If you're an adulterer, be careful. And you might also consider riding a bicycle to your trysts. Your E-ZPass could give you away.

"E-ZPass is an E-ZPass to go directly to divorce court, because it's an easy way to show you took the off-ramp to adultery," said Jacalyn Barnett, a New York divorce lawyer who has used E-ZPass records a few times.

Lynne Gold-Bikin, a Pennsylvania divorce lawyer, said E-ZPass helped prove a client's husband was being unfaithful: "He claimed he was in a business meeting in Pennsylvania. And I had records to show he went to New Jersey that night."

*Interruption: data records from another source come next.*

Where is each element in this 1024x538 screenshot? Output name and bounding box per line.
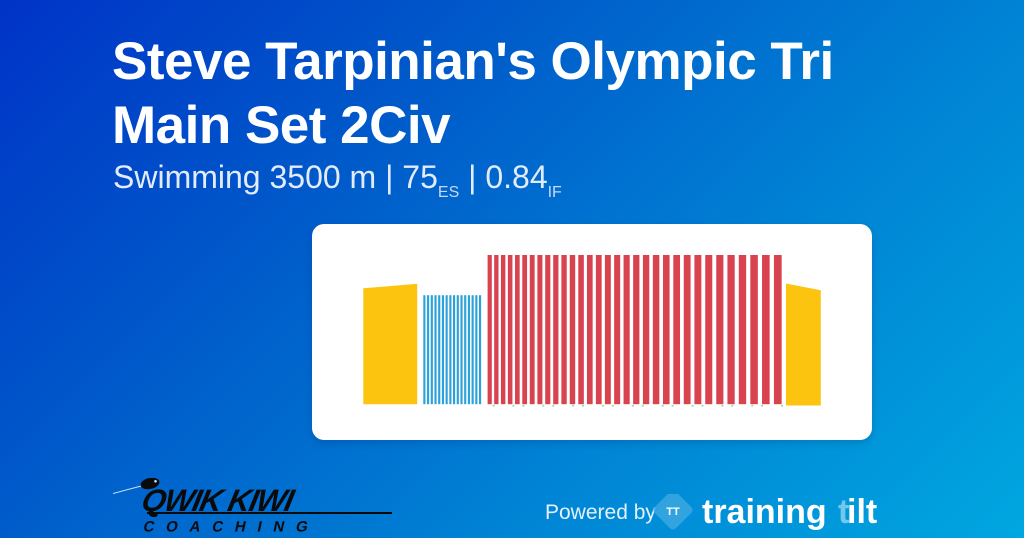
svg-text:TT: TT: [666, 506, 680, 518]
svg-text:COACHING: COACHING: [142, 519, 322, 536]
svg-text:Powered by: Powered by: [545, 501, 656, 524]
svg-text:training: training: [702, 494, 827, 530]
svg-text:ilt: ilt: [847, 494, 877, 530]
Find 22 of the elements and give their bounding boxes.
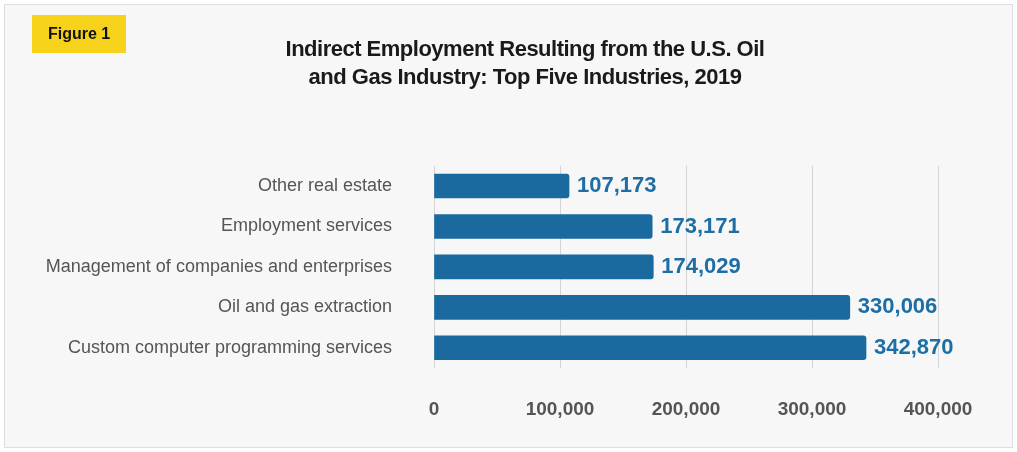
data-label: 342,870 xyxy=(874,333,954,359)
bar xyxy=(434,335,867,361)
caption: Figure 1 xyxy=(32,15,127,53)
x-tick-label: 0 xyxy=(428,397,440,419)
chart-title: Indirect Employment Resulting from the U.S. Oil and Gas Industry: Top Five Industries, 2019 xyxy=(284,35,766,91)
bar xyxy=(434,254,654,280)
data-label: 107,173 xyxy=(577,172,657,198)
x-tick-label: 100,000 xyxy=(525,397,595,419)
y-tick-label: Management of companies and enterprises xyxy=(45,255,392,276)
x-tick-label: 200,000 xyxy=(651,397,721,419)
x-tick-label: 400,000 xyxy=(903,397,973,419)
y-tick-label: Custom computer programming services xyxy=(67,336,392,357)
y-tick-label: Oil and gas extraction xyxy=(217,296,392,317)
y-tick-label: Other real estate xyxy=(257,174,392,195)
bar xyxy=(434,173,570,199)
data-label: 330,006 xyxy=(857,293,938,319)
data-label: 174,029 xyxy=(661,252,741,278)
x-tick-label: 300,000 xyxy=(777,397,847,419)
y-tick-label: Employment services xyxy=(220,215,392,236)
bar xyxy=(434,214,653,239)
bar xyxy=(434,295,851,320)
data-label: 173,171 xyxy=(660,212,740,238)
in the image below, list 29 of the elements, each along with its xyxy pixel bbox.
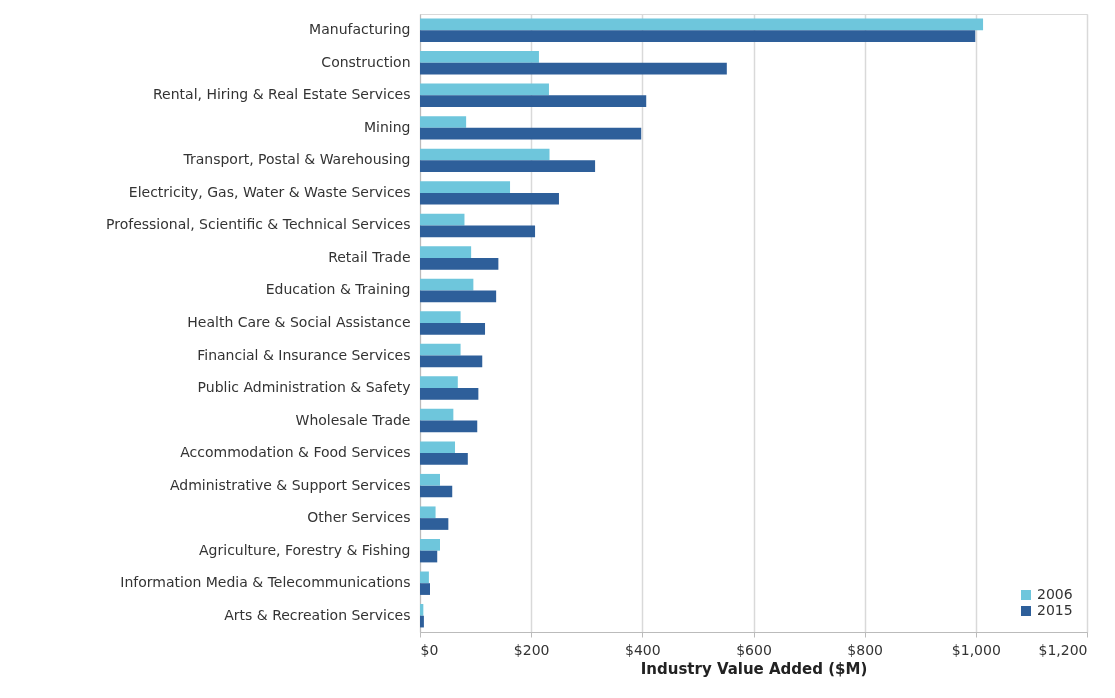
y-tick-label: Education & Training xyxy=(265,281,411,298)
x-tick-label: $0 xyxy=(420,641,439,658)
y-tick-label: Administrative & Support Services xyxy=(169,476,411,493)
x-tick-label: $600 xyxy=(736,641,772,658)
x-tick-label: $1,000 xyxy=(951,641,1001,658)
y-tick-label: Manufacturing xyxy=(309,21,411,38)
y-tick-label: Construction xyxy=(321,53,411,70)
y-tick-label: Accommodation & Food Services xyxy=(180,444,411,461)
y-tick-label: Other Services xyxy=(307,509,411,526)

The point of this post, however, is a larger one. As with many technological conveniences, we don't know the full consequences of their use until this use is embedded into society and its institutions. It's easy to see this in the case of nuclear technology; irrelevant in the case of a toaster. But I wonder about the extent to which not only surveillance technologies explicitly intended for surveillance but also seemingly simple conveniences begin to reorder human behavior. In a society that fetishizes security despite its strain of civil libertarianism, one can imagine not only computers, cameras, IDs, credit cards, and E-ZPasses as at least potential and possibly actual sources of surveillance, and thus further paranoia, but also other bits and pieces of behavioral habits intertwined with the technologies of daily life. One can imagine the creation of virtual persons. Not the virtual persons of Second Life, which are more or less freely chosen, but virtual persons created out of the accumulation of information about our real selves. Businesses have done this for years. But what if the information is more complex and vast and continually updated? It's not difficult to imagine our cumulative daily behavior reassembled into virtual identities, alter-egos in the databases of Homeland Security or the NSA, ultimately creating individual biographies premised on the assumption that we are all potentially a threat to the state.